Toca entonces integrar la homosexualidad a la persona que uno pensaba que iba a ser. Es que en general, cada uno de nosotros no se imagina que será homosexual antes de reconocer el propio deseo sexual. Solemos ser educados por gente que pensó que seríamos heterosexuales, hayan sido nuestros padres o no. Y en muchos casos uno debe revisar las creencias religiosas porque pueden ser poco compatibles con la nueva identidad. También es posible que elijamos seguir con una doble vida, porque consideramos que nos da las ventajas de ser homosexual sin tener que padecer los inconvenientes que conlleva.

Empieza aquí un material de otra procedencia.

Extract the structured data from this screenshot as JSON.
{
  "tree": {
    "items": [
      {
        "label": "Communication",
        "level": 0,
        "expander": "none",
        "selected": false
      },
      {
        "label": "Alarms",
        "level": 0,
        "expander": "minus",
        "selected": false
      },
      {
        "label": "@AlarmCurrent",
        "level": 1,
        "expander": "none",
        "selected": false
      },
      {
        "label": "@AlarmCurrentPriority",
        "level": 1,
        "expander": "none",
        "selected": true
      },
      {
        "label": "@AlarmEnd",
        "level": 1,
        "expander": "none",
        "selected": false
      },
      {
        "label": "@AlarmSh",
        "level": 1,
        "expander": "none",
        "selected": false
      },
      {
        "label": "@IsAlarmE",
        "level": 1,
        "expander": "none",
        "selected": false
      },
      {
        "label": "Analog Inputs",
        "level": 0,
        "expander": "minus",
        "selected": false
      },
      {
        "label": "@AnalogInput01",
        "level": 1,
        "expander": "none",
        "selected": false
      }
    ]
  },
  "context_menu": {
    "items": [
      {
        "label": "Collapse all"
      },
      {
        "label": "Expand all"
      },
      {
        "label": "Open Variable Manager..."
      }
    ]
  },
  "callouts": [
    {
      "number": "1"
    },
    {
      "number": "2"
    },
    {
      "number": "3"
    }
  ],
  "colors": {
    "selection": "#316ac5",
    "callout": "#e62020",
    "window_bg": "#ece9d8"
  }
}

En la última fase, la tarea de integración de la homosexualidad continúa. Si primero suele venir una etapa en la que se da un valor enorme a la homosexualidad, después esta es puesta en un sitio más secundario, limitada a los aspectos sexuales, pero no como el eje de lo que somos. A veces sobreviene una crítica a la sociedad por lo que tiene de homófoba, y a la vez, una demanda de aceptación que se materializa en la salida del armario.
La sociedad nos propone un modelo de mundo homosexual, que cada homosexual debe conocer para luego decidir si se integra en él o se mantiene fuera. Este mundo nos da un espacio donde encontrarnos con otros homosexuales, pero a su vez, nos impone unos ciertos valores y modelos de conducta que pueden no convenir a todos, y que nos condicionan. Pueden llegar cambios en las actitudes hacia la sociedad, que se ve más positivamente, y también hacia el entorno homosexual, con quien uno se permite ser más crítico. Aunque uno tenga que seguir saliendo del armario toda la vida, porque heteronormatividad se mantiene, el proceso de aceptación termina allí.